Precise representation of this information requires a way to group metadata for each NLP-based sentence analysis together in a TRAPI message.

The modeling team worked with TMKP to define a way to do this using Biolink StudyResult objects, and leveraging nested Attributes in the TRAPI structure. Details and examples of this model are here.

This modeling structure is reflected in how edge metadata is returned in the ARAX-ARS interface. Below I show a subset of the metadata on a 'is treated_by' edge from TMKP, which shows up in the KG supporting ARAGORN's 'Nutarsudil' result for this query: image image image

However, other KPs who provide text-mined edges from SemMedDB (BTE, RTX-KG2) return less detailed metadata . . . image (from https://arax.ncats.io/?r=623df483-e0c8-45b5-80bb-38f15627c93c, specifically a 'treated by' edge in ARAGORN's TOFACITIMIB result)

. . . and when more detail is provided, a very different structure is used.

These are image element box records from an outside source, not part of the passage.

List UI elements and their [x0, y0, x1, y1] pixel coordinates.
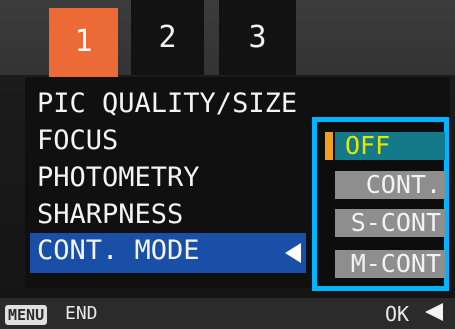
menu-item-focus[interactable]: FOCUS [37, 123, 118, 159]
option-cursor-marker [325, 132, 333, 160]
ok-hint-label: OK [385, 302, 410, 326]
camera-menu-screen: 1 2 3 PIC QUALITY/SIZE FOCUS PHOTOMETRY … [0, 0, 455, 329]
option-cont[interactable]: CONT. [335, 171, 445, 199]
left-arrow-icon [425, 303, 443, 321]
menu-item-cont-mode[interactable]: CONT. MODE [37, 233, 200, 269]
end-hint-label: END [65, 303, 98, 324]
tab-1[interactable]: 1 [49, 8, 118, 79]
option-off[interactable]: OFF [335, 132, 445, 160]
tab-3[interactable]: 3 [219, 0, 296, 75]
selection-arrow-icon [285, 243, 301, 263]
tab-1-label: 1 [74, 24, 93, 59]
menu-item-pic-quality-size[interactable]: PIC QUALITY/SIZE [37, 86, 297, 122]
menu-item-sharpness[interactable]: SHARPNESS [37, 197, 183, 233]
menu-button-icon: MENU [5, 305, 48, 325]
option-m-cont[interactable]: M-CONT [335, 250, 445, 278]
menu-item-photometry[interactable]: PHOTOMETRY [37, 160, 200, 196]
tab-3-label: 3 [248, 20, 267, 55]
tab-2[interactable]: 2 [131, 0, 204, 75]
tab-2-label: 2 [158, 20, 177, 55]
option-s-cont[interactable]: S-CONT [335, 209, 445, 237]
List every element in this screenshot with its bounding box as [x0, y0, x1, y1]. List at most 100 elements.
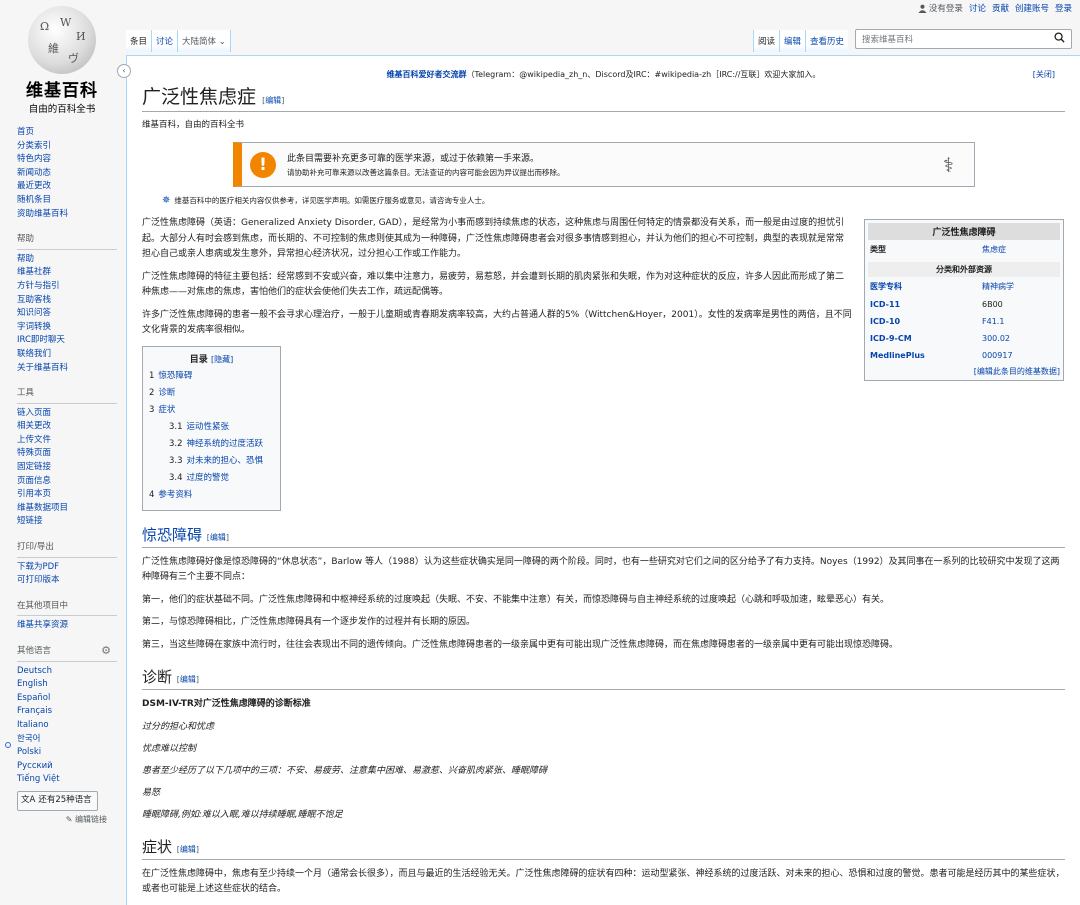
section-edit-link[interactable]: 编辑 — [180, 845, 196, 854]
toc-item[interactable]: 3.4 过度的警觉 — [149, 470, 274, 487]
tab-edit[interactable]: 编辑 — [778, 30, 805, 52]
sidebar-item[interactable]: 随机条目 — [17, 194, 117, 208]
sidebar-item[interactable]: 资助维基百科 — [17, 208, 117, 222]
toc-link[interactable]: 惊恐障碍 — [158, 371, 192, 381]
language-link[interactable]: Español — [17, 692, 117, 706]
infobox-key[interactable]: ICD-9-CM — [870, 334, 982, 343]
toc-item[interactable]: 1 惊恐障碍 — [149, 368, 274, 385]
infobox-value[interactable]: 精神病学 — [982, 281, 1014, 292]
sidebar-item[interactable]: 联络我们 — [17, 348, 117, 362]
language-link[interactable]: Deutsch — [17, 665, 117, 679]
notice-close-link[interactable]: [关闭] — [1033, 69, 1055, 80]
language-link[interactable]: Polski — [17, 746, 117, 760]
sidebar-item[interactable]: 维基数据项目 — [17, 502, 117, 516]
sidebar-item[interactable]: 方针与指引 — [17, 280, 117, 294]
tab-article[interactable]: 条目 — [126, 30, 153, 52]
sidebar-item[interactable]: 特色内容 — [17, 153, 117, 167]
sidebar-item[interactable]: 相关更改 — [17, 420, 117, 434]
toc-link[interactable]: 对未来的担心、恐惧 — [187, 456, 264, 466]
language-link[interactable]: Français — [17, 705, 117, 719]
toc-item[interactable]: 3.3 对未来的担心、恐惧 — [149, 453, 274, 470]
gear-icon[interactable]: ⚙ — [101, 644, 111, 658]
language-link[interactable]: Tiếng Việt — [17, 773, 117, 787]
sidebar-item[interactable]: 上传文件 — [17, 434, 117, 448]
search-icon[interactable] — [1054, 32, 1065, 46]
wikipedia-logo[interactable]: Ω W И 維 ヴ 维基百科 自由的百科全书 — [12, 6, 112, 115]
sidebar-item[interactable]: 下载为PDF — [17, 561, 117, 575]
infobox-key[interactable]: 医学专科 — [870, 281, 982, 292]
toc-link[interactable]: 神经系统的过度活跃 — [187, 439, 264, 449]
create-account-link[interactable]: 创建账号 — [1015, 2, 1049, 14]
sidebar-item[interactable]: 首页 — [17, 126, 117, 140]
language-link[interactable]: English — [17, 678, 117, 692]
toc-hide-link[interactable]: [隐藏] — [211, 355, 233, 364]
contributions-link[interactable]: 贡献 — [992, 2, 1009, 14]
toc-item[interactable]: 3 症状 — [149, 402, 274, 419]
toc-link[interactable]: 症状 — [158, 405, 175, 415]
infobox-edit-wikidata-link[interactable]: [编辑此条目的维基数据] — [868, 366, 1060, 377]
sidebar-item[interactable]: 维基共享资源 — [17, 619, 117, 633]
tab-talk[interactable]: 讨论 — [152, 30, 179, 52]
toc-item[interactable]: 4 参考资料 — [149, 487, 274, 504]
search-input[interactable]: 搜索维基百科 — [855, 29, 1072, 49]
tab-read[interactable]: 阅读 — [752, 30, 779, 52]
sidebar-item[interactable]: 页面信息 — [17, 475, 117, 489]
infobox-value[interactable]: 焦虑症 — [982, 244, 1006, 255]
sidebar-item[interactable]: 互助客栈 — [17, 294, 117, 308]
more-languages-button[interactable]: 文A 还有25种语言 — [17, 790, 98, 811]
infobox-row: ICD-10 F41.1 — [868, 313, 1060, 330]
infobox-key[interactable]: ICD-11 — [870, 300, 982, 309]
notice-line-1: 此条目需要补充更多可靠的医学来源，或过于依赖第一手来源。 — [287, 154, 540, 164]
sidebar-item[interactable]: 固定链接 — [17, 461, 117, 475]
sidebar-item[interactable]: 引用本页 — [17, 488, 117, 502]
lead-paragraph: 广泛性焦虑障碍的特征主要包括：经常感到不安或兴奋，难以集中注意力，易疲劳，易惹怒… — [142, 271, 845, 298]
infobox-key[interactable]: MedlinePlus — [870, 351, 982, 360]
section-edit-link[interactable]: 编辑 — [210, 533, 226, 542]
language-link[interactable]: 한국어 — [17, 733, 117, 747]
medical-disclaimer: ✵ 维基百科中的医疗相关内容仅供参考，详见医学声明。如需医疗服务或意见，请咨询专… — [162, 195, 1065, 206]
language-link[interactable]: Русский — [17, 760, 117, 774]
toc-link[interactable]: 过度的警觉 — [187, 473, 230, 483]
view-tabs: 阅读 编辑 查看历史 — [752, 30, 848, 52]
sidebar-item[interactable]: 链入页面 — [17, 407, 117, 421]
toc-item[interactable]: 2 诊断 — [149, 385, 274, 402]
notice-bold[interactable]: 维基百科爱好者交流群 — [387, 70, 467, 79]
toc-link[interactable]: 运动性紧张 — [187, 422, 230, 432]
toc-number: 3.1 — [169, 422, 183, 433]
sidebar-item[interactable]: 可打印版本 — [17, 574, 117, 588]
section-edit-link[interactable]: 编辑 — [180, 675, 196, 684]
toc-title: 目录 [隐藏] — [149, 352, 274, 369]
sidebar-item[interactable]: 维基社群 — [17, 266, 117, 280]
title-edit-link[interactable]: 编辑 — [265, 96, 281, 105]
sidebar-item[interactable]: 帮助 — [17, 253, 117, 267]
infobox-row: 类型 焦虑症 — [868, 240, 1060, 259]
sidebar-item[interactable]: 最近更改 — [17, 180, 117, 194]
sidebar-item[interactable]: 字词转换 — [17, 321, 117, 335]
medical-icon: ✵ — [162, 195, 171, 206]
collapse-sidebar-button[interactable]: ‹ — [117, 64, 131, 78]
edit-links[interactable]: ✎ 编辑链接 — [17, 813, 107, 827]
sidebar-item[interactable]: 新闻动态 — [17, 167, 117, 181]
toc-item[interactable]: 3.2 神经系统的过度活跃 — [149, 436, 274, 453]
sidebar-item[interactable]: 特殊页面 — [17, 447, 117, 461]
infobox-value[interactable]: 000917 — [982, 351, 1013, 360]
infobox-value[interactable]: 300.02 — [982, 334, 1010, 343]
language-link[interactable]: Italiano — [17, 719, 117, 733]
sidebar-item[interactable]: 关于维基百科 — [17, 362, 117, 376]
toc-item[interactable]: 3.1 运动性紧张 — [149, 419, 274, 436]
section-paragraph: 在广泛性焦虑障碍中，焦虑有至少持续一个月（通常会长很多），而且与最近的生活经验无… — [142, 868, 1065, 895]
variant-dropdown[interactable]: 大陆简体 ⌄ — [178, 30, 231, 52]
sidebar-item[interactable]: 分类索引 — [17, 140, 117, 154]
print-heading: 打印/导出 — [17, 541, 117, 558]
infobox-key[interactable]: ICD-10 — [870, 317, 982, 326]
tab-history[interactable]: 查看历史 — [804, 30, 848, 52]
toc-link[interactable]: 参考资料 — [158, 490, 192, 500]
talk-link[interactable]: 讨论 — [969, 2, 986, 14]
login-link[interactable]: 登录 — [1055, 2, 1072, 14]
toc-number: 3.2 — [169, 439, 183, 450]
sidebar-item[interactable]: 短链接 — [17, 515, 117, 529]
infobox-value[interactable]: F41.1 — [982, 317, 1004, 326]
sidebar-item[interactable]: IRC即时聊天 — [17, 334, 117, 348]
toc-link[interactable]: 诊断 — [158, 388, 175, 398]
sidebar-item[interactable]: 知识问答 — [17, 307, 117, 321]
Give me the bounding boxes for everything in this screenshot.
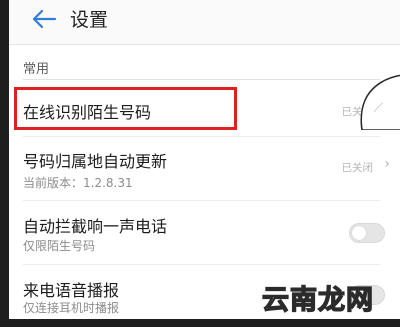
watermark-text: 云南龙网 <box>261 284 374 316</box>
setting-title: 号码归属地自动更新 <box>23 152 168 171</box>
device-edge-bottom <box>0 319 400 327</box>
setting-subtitle: 当前版本：1.2.8.31 <box>23 176 133 190</box>
back-arrow-icon[interactable] <box>31 8 57 30</box>
setting-subtitle: 仅限陌生号码 <box>23 239 96 253</box>
finger-pointer-icon <box>360 74 400 130</box>
chevron-right-icon: › <box>384 156 390 172</box>
setting-status: 已关闭 <box>341 162 374 174</box>
setting-subtitle: 仅连接耳机时播报 <box>23 301 120 315</box>
toggle-knob <box>352 226 366 240</box>
setting-title: 自动拦截响一声电话 <box>23 217 168 236</box>
section-label: 常用 <box>23 62 50 77</box>
page-title: 设置 <box>70 9 109 31</box>
toggle-switch[interactable] <box>349 223 385 243</box>
setting-location-update[interactable]: 号码归属地自动更新 当前版本：1.2.8.31 已关闭 › <box>9 137 400 199</box>
watermark-logo: 云南龙网 <box>261 278 396 316</box>
setting-title: 来电语音播报 <box>23 281 120 300</box>
highlight-box <box>14 87 237 130</box>
app-bar: 设置 <box>9 0 400 45</box>
setting-block-ring-once[interactable]: 自动拦截响一声电话 仅限陌生号码 <box>9 201 400 263</box>
device-edge-left <box>0 0 9 327</box>
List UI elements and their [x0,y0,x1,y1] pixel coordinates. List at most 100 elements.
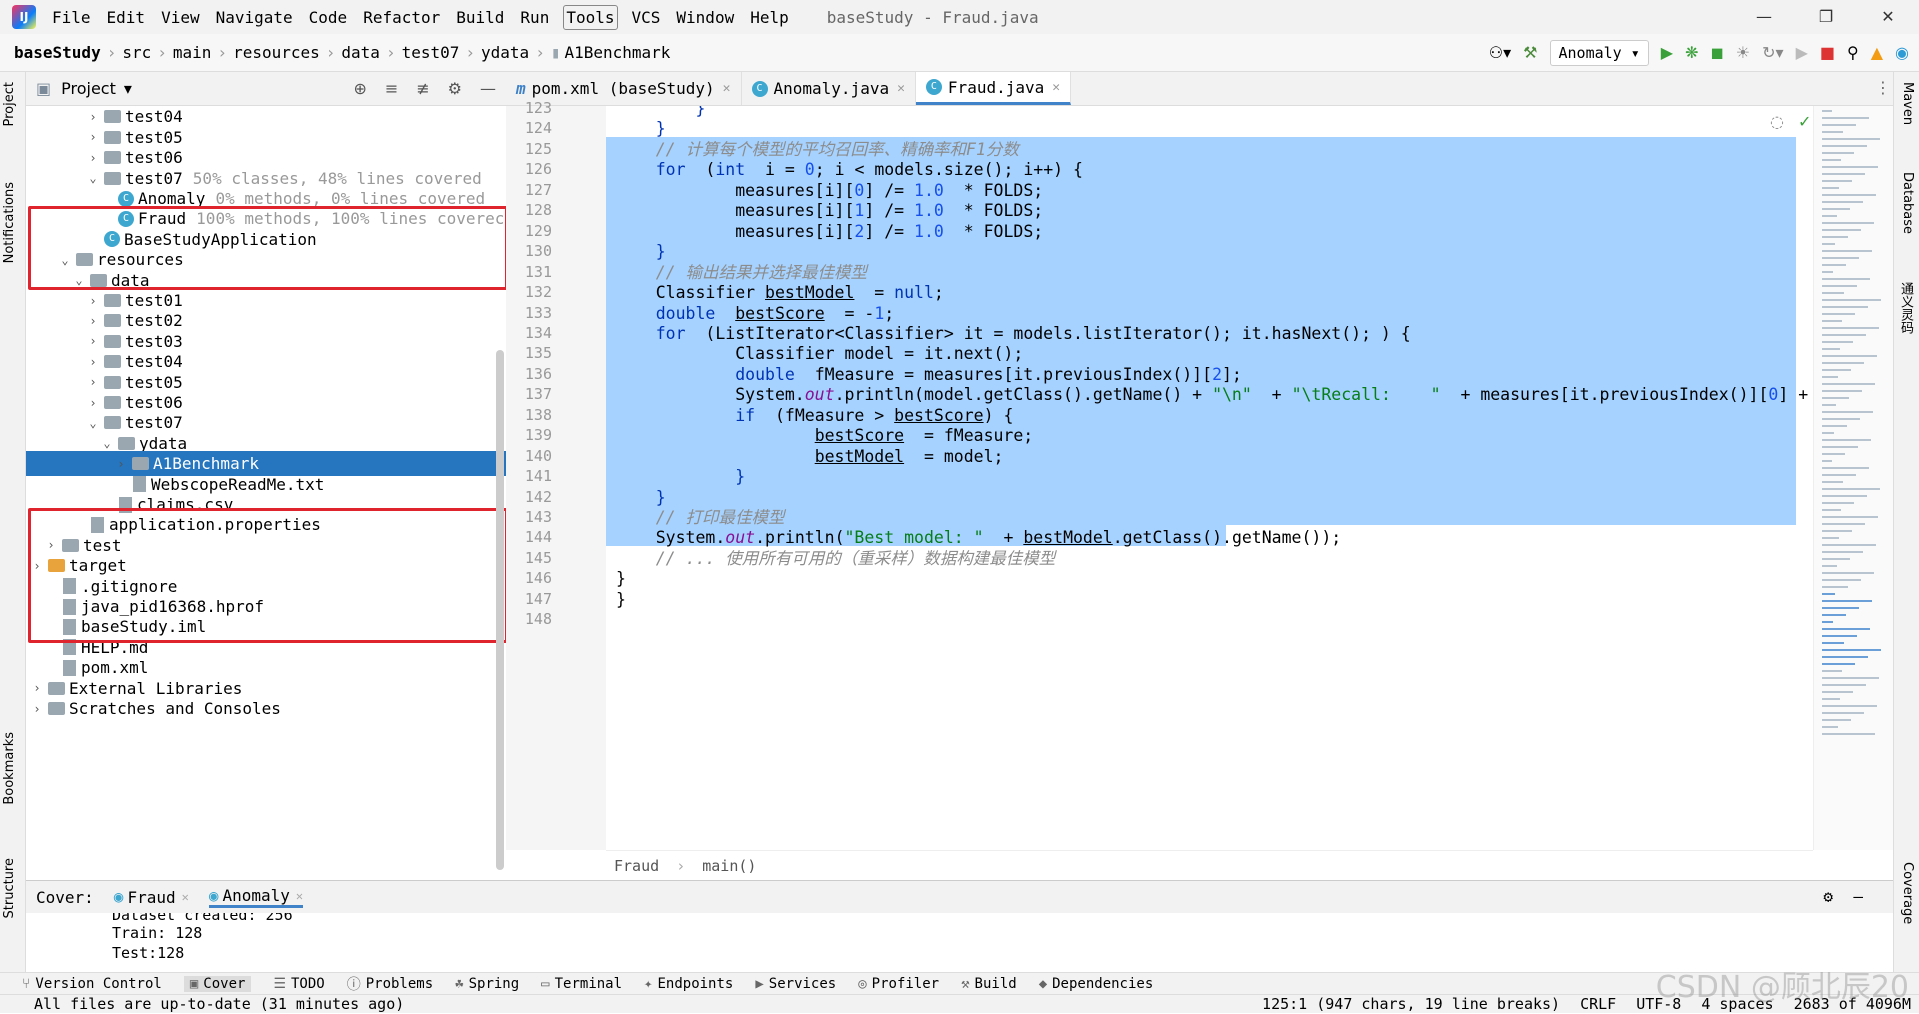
menu-vcs[interactable]: VCS [630,6,663,29]
crumb-class[interactable]: Fraud [614,857,659,875]
chevron-right-icon[interactable]: › [86,314,100,328]
chevron-right-icon[interactable]: › [86,110,100,124]
notifications-tool-button[interactable]: Notifications [2,182,17,263]
menu-build[interactable]: Build [454,6,506,29]
tree-item[interactable]: › Scratches and Consoles [26,696,506,721]
chevron-right-icon[interactable]: › [30,702,44,716]
menu-navigate[interactable]: Navigate [214,6,295,29]
project-tool-button[interactable]: Project [2,82,17,126]
chevron-right-icon[interactable]: › [86,334,100,348]
menu-file[interactable]: File [50,6,93,29]
tool-window-spring[interactable]: ☘ Spring [455,976,519,992]
run-icon[interactable]: ▶ [1661,45,1673,61]
chevron-down-icon[interactable]: ⌄ [86,171,100,185]
breadcrumb-project[interactable]: baseStudy [14,43,101,62]
project-panel-title[interactable]: Project [61,79,116,98]
menu-help[interactable]: Help [748,6,791,29]
maven-tool-button[interactable]: Maven [1900,82,1915,125]
tool-window-todo[interactable]: ☰ TODO [273,976,324,992]
menu-view[interactable]: View [159,6,202,29]
breadcrumb-item[interactable]: A1Benchmark [564,43,670,62]
coverage-tool-button[interactable]: Coverage [1900,862,1915,924]
tool-window-terminal[interactable]: ▭ Terminal [541,976,622,992]
bookmarks-tool-button[interactable]: Bookmarks [2,732,17,805]
maximize-icon[interactable]: ❐ [1795,0,1857,34]
close-tab-icon[interactable]: ✕ [897,81,905,96]
editor-tab[interactable]: C Fraud.java ✕ [915,72,1072,105]
line-separator[interactable]: CRLF [1580,995,1616,1014]
tool-window-endpoints[interactable]: ✦ Endpoints [644,976,733,992]
breadcrumb-item[interactable]: resources [233,43,320,62]
stop-icon[interactable]: ■ [1820,45,1835,61]
code-editor[interactable]: } } // 计算每个模型的平均召回率、精确率和F1分数 for (int i … [606,106,1813,850]
hammer-icon[interactable]: ⚒ [1523,45,1537,61]
tool-window-version-control[interactable]: ⑂ Version Control [22,976,162,992]
menu-code[interactable]: Code [307,6,350,29]
tool-window-problems[interactable]: ⓘ Problems [347,974,433,994]
chevron-right-icon[interactable]: › [86,355,100,369]
editor-tab[interactable]: C Anomaly.java ✕ [742,72,916,105]
structure-tool-button[interactable]: Structure [2,858,17,918]
plugin-icon[interactable]: ◉ [1895,45,1909,61]
tool-window-build[interactable]: ⚒ Build [961,976,1017,992]
more-tabs-icon[interactable]: ⋮ [1875,80,1891,96]
caret-position[interactable]: 125:1 (947 chars, 19 line breaks) [1262,995,1560,1014]
chevron-down-icon[interactable]: ⌄ [100,436,114,450]
resume-icon[interactable]: ▶ [1796,45,1808,61]
chevron-right-icon[interactable]: › [86,396,100,410]
user-icon[interactable]: ⚇▾ [1489,45,1511,61]
breadcrumb-item[interactable]: data [341,43,380,62]
breadcrumb-item[interactable]: src [122,43,151,62]
chevron-right-icon[interactable]: › [30,681,44,695]
chevron-down-icon[interactable]: ⌄ [86,416,100,430]
minimize-icon[interactable]: — [1733,0,1795,34]
collapse-all-icon[interactable]: ≢ [416,81,429,97]
menu-tools[interactable]: Tools [563,4,618,30]
chevron-right-icon[interactable]: › [86,375,100,389]
hide-icon[interactable]: — [480,81,496,97]
expand-all-icon[interactable]: ≡ [385,81,398,97]
chevron-right-icon[interactable]: › [86,151,100,165]
database-tool-button[interactable]: Database [1900,172,1915,234]
gear-icon[interactable]: ⚙ [1823,889,1833,905]
tool-window-profiler[interactable]: ◎ Profiler [858,976,939,992]
update-icon[interactable]: ▲ [1871,45,1883,61]
debug-icon[interactable]: ❋ [1685,45,1698,61]
chevron-right-icon[interactable]: › [114,457,128,471]
menu-run[interactable]: Run [518,6,551,29]
chevron-right-icon[interactable]: › [86,294,100,308]
more-run-icon[interactable]: ↻▾ [1762,45,1783,61]
cover-tab-fraud[interactable]: ◉ Fraud ✕ [114,888,189,907]
tool-window-services[interactable]: ▶ Services [755,976,836,992]
close-icon[interactable]: ✕ [1857,0,1919,34]
close-tab-icon[interactable]: ✕ [1052,80,1060,95]
run-configuration-select[interactable]: Anomaly ▾ [1549,40,1649,66]
close-icon[interactable]: ✕ [296,889,303,903]
breadcrumb-item[interactable]: ydata [481,43,529,62]
tool-window-dependencies[interactable]: ◆ Dependencies [1039,976,1154,992]
tool-window-cover[interactable]: ▣ Cover [183,975,252,992]
hide-icon[interactable]: — [1853,889,1863,905]
crumb-method[interactable]: main() [702,857,756,875]
search-icon[interactable]: ⚲ [1847,45,1859,61]
coverage-icon[interactable]: ◼ [1711,45,1724,61]
close-icon[interactable]: ✕ [182,890,189,904]
locate-icon[interactable]: ⊕ [353,81,366,97]
menu-window[interactable]: Window [674,6,736,29]
close-tab-icon[interactable]: ✕ [723,81,731,96]
breadcrumb-item[interactable]: main [173,43,212,62]
reader-mode-icon[interactable]: ◌ [1770,114,1784,130]
chevron-right-icon[interactable]: › [86,130,100,144]
menu-edit[interactable]: Edit [105,6,148,29]
cover-tab-anomaly[interactable]: ◉ Anomaly ✕ [208,886,304,908]
code-minimap[interactable] [1813,106,1893,850]
chevron-down-icon[interactable]: ▾ [124,80,132,97]
code-line: } [616,589,626,609]
breadcrumb-item[interactable]: test07 [402,43,460,62]
profile-icon[interactable]: ☀ [1736,45,1750,61]
tree-scrollbar[interactable] [496,350,504,870]
gear-icon[interactable]: ⚙ [448,81,462,97]
tongyi-tool-button[interactable]: 通义灵码 [1896,282,1915,334]
minimap-line [1822,117,1869,119]
menu-refactor[interactable]: Refactor [361,6,442,29]
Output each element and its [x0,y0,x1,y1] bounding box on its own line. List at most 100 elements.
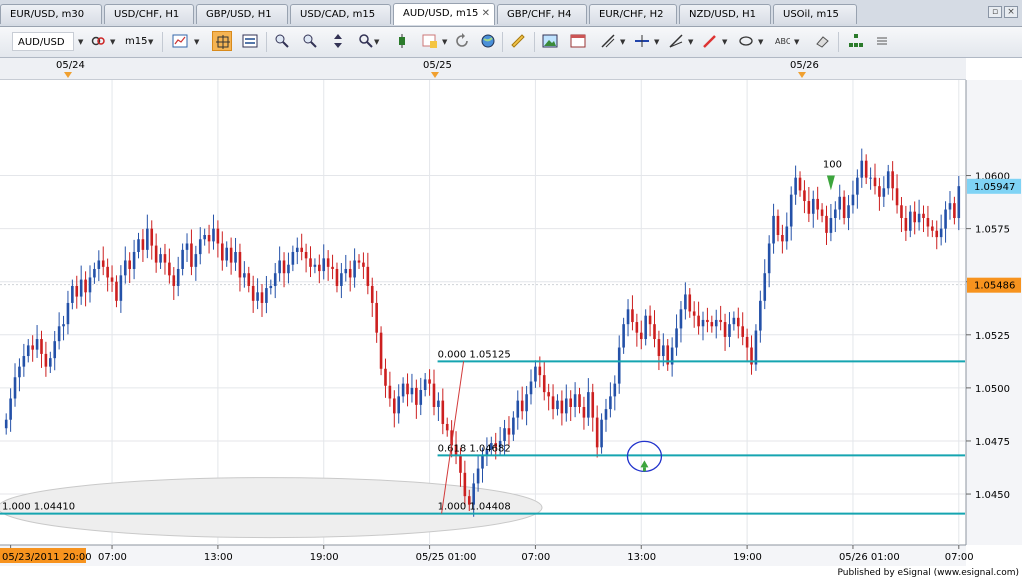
image-icon[interactable] [540,31,560,51]
chart-tab[interactable]: EUR/CHF, H2 [589,4,677,24]
candle-body [873,177,877,187]
more-options-icon[interactable] [872,31,892,51]
x-tick-label: 05/23/2011 20:00 [2,552,92,563]
trendline-icon[interactable] [666,31,686,51]
candle-body [529,381,533,395]
ellipse-icon[interactable] [736,31,756,51]
candle-body [238,251,242,278]
close-tab-icon[interactable]: ✕ [482,4,490,24]
candle-body [525,394,528,412]
candle-body [172,275,176,286]
candle-body [864,160,868,178]
chart-tab[interactable]: USOil, m15 [773,4,857,24]
candle-body [207,235,211,242]
candle-body [221,243,224,261]
candle-body [57,326,61,342]
chart-tab[interactable]: GBP/CHF, H4 [497,4,587,24]
fib-level-label: 1.000 1.04408 [438,502,511,513]
candle-body [944,209,947,229]
svg-text:ABC: ABC [775,37,790,46]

In the rtx2-semmed example below, sentence text and pub date are stuffed next to pmid in thepublications attribute for convenience, and then duplicated in a richer json format alongside score and date info in a separate bts:sentence attribute: image image (from https://arax.transltr.io/?r=9360c5c9-cb10-47d2-9910-535fc4cbbf05, specifically a 'treats' edge in ARAGORN's biguaniide result)


In summary, semmeddb edge metadata describing source publications, sentences and metadata about these (dates, scores, etc) are inconsistently provided and represented across KPs, and do not use the same detailed structure as TMKP.

We should try to use a similar structure in all cases, aligning where possible with that defined by TMKP.

edeutsch commented 1 year ago

@mbrush do we need to keep this issue open still or is it being tracked elsewhere?